Разрушитель спокойствия

Всеволод МЕЙЕРХОЛЬД
Всеволод МЕЙЕРХОЛЬД

В предыдущих номерах “ЭС” был напечатан ряд главок краткой работы, посвященной режиссерскому пути Всеволода Мейерхольда. Здесь заключительная. Повествование шло в обратной хронологии – от самого последнего спектакля “Одна жизнь” до самого значительного первого – “Балаганчик” по пьесе Блока, от 1937 до 1907 года. Объясняется это случайностью (именно так, после размышлений о последнем спектакле, у автора этого текста возникло желание продолжать), но и сознательным выбором: поскольку традиционно представленный путь – от 1907 к 1937 году – слишком уж кажется путем в бездну. А тут, рассказывая историю в обратном порядке, можно добиться эффекта противоположного, отчасти иллюзорного, вполне допустимого в разговоре о мейерхольдовском театре.

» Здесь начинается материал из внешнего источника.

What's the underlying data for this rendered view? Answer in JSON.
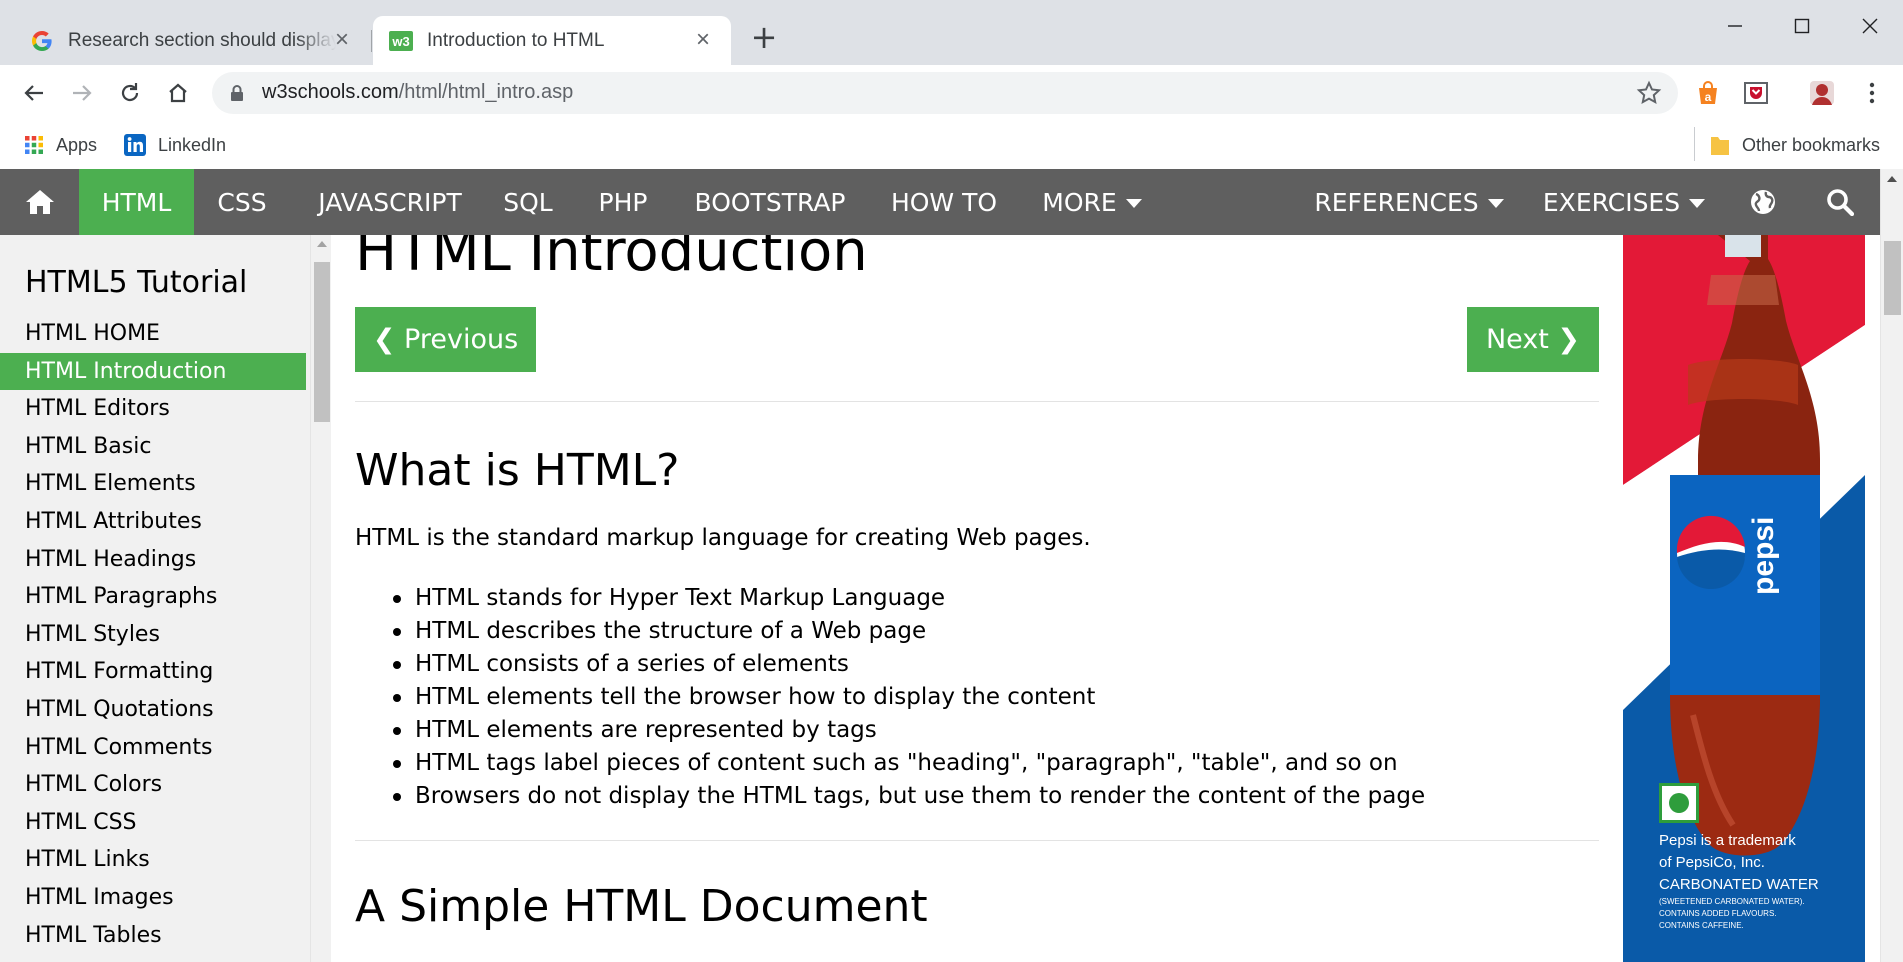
{
  "browser": {
    "tabs": [
      {
        "title": "Research section should display a",
        "favicon": "google-g-icon",
        "active": false
      },
      {
        "title": "Introduction to HTML",
        "favicon": "w3schools-icon",
        "active": true
      }
    ],
    "url_host": "w3schools.com",
    "url_path": "/html/html_intro.asp",
    "bookmarks": [
      {
        "label": "Apps",
        "icon": "apps-grid-icon"
      },
      {
        "label": "LinkedIn",
        "icon": "linkedin-icon"
      }
    ],
    "other_bookmarks": "Other bookmarks"
  },
  "nav": {
    "items": [
      {
        "label": "HTML",
        "active": true
      },
      {
        "label": "CSS"
      },
      {
        "label": "JAVASCRIPT"
      },
      {
        "label": "SQL"
      },
      {
        "label": "PHP"
      },
      {
        "label": "BOOTSTRAP"
      },
      {
        "label": "HOW TO"
      },
      {
        "label": "MORE",
        "dropdown": true
      },
      {
        "label": "REFERENCES",
        "dropdown": true
      },
      {
        "label": "EXERCISES",
        "dropdown": true
      }
    ]
  },
  "sidebar": {
    "heading": "HTML5 Tutorial",
    "items": [
      {
        "label": "HTML HOME"
      },
      {
        "label": "HTML Introduction",
        "active": true
      },
      {
        "label": "HTML Editors"
      },
      {
        "label": "HTML Basic"
      },
      {
        "label": "HTML Elements"
      },
      {
        "label": "HTML Attributes"
      },
      {
        "label": "HTML Headings"
      },
      {
        "label": "HTML Paragraphs"
      },
      {
        "label": "HTML Styles"
      },
      {
        "label": "HTML Formatting"
      },
      {
        "label": "HTML Quotations"
      },
      {
        "label": "HTML Comments"
      },
      {
        "label": "HTML Colors"
      },
      {
        "label": "HTML CSS"
      },
      {
        "label": "HTML Links"
      },
      {
        "label": "HTML Images"
      },
      {
        "label": "HTML Tables"
      }
    ]
  },
  "main": {
    "title": "HTML Introduction",
    "prev_label": "❮ Previous",
    "next_label": "Next ❯",
    "section1_heading": "What is HTML?",
    "section1_intro": "HTML is the standard markup language for creating Web pages.",
    "bullets": [
      "HTML stands for Hyper Text Markup Language",
      "HTML describes the structure of a Web page",
      "HTML consists of a series of elements",
      "HTML elements tell the browser how to display the content",
      "HTML elements are represented by tags",
      "HTML tags label pieces of content such as \"heading\", \"paragraph\", \"table\", and so on",
      "Browsers do not display the HTML tags, but use them to render the content of the page"
    ],
    "section2_heading": "A Simple HTML Document"
  },
  "ad": {
    "brand": "pepsi",
    "line1": "Pepsi is a trademark",
    "line2": "of PepsiCo, Inc.",
    "line3": "CARBONATED WATER",
    "line4": "(SWEETENED CARBONATED WATER).",
    "line5": "CONTAINS ADDED FLAVOURS.",
    "line6": "CONTAINS CAFFEINE."
  },
  "colors": {
    "accent": "#4caf50",
    "navbar": "#5f5f5f",
    "sidebar_bg": "#f1f1f1",
    "pepsi_blue": "#0a5aa8",
    "pepsi_red": "#e31937"
  }
}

Мейерхольд был гениальным режиссером, и по-настоящему его интересовали только гениальные поэты и драматурги: Шекспир, Мольер, Пушкин, Лермонтов, Гоголь, Островский, Сухово-Кобылин. Странным образом в списке нет Чехова, Антона Павловича Чехова, кумира молодого Мейерхольда, с которым Мейерхольд состоял в переписке. Теперь мы понимаем, что Чехов обретался слишком близко и, как казалось тогда, романтической загадки не представлял, а главное – был драматургом Художественного театра. Художественный театр нашел пути к Чехову, стилистику и философию чеховской драмы положив в основу своего собственного неповторимого стиля (лишь дважды выходя за границы его, и оба раза в 1911 году, при постановке “Гам-лета” Крэгом и “Братьев Карамазовых” Немировичем-Данченко). А Мейерхольд, начинавший как актер в Художественном театре, уйдя оттуда и став режиссером, почти всю последующую жизнь, кроме первых сезонов, посвятил борьбе именно с Художественным театром. Не со Станиславским, конечно, Станиславского он боготворил, а с театром как таковым – с очарованием его спектаклей, с загадочной театральностью актерской игры, с магией режиссуры.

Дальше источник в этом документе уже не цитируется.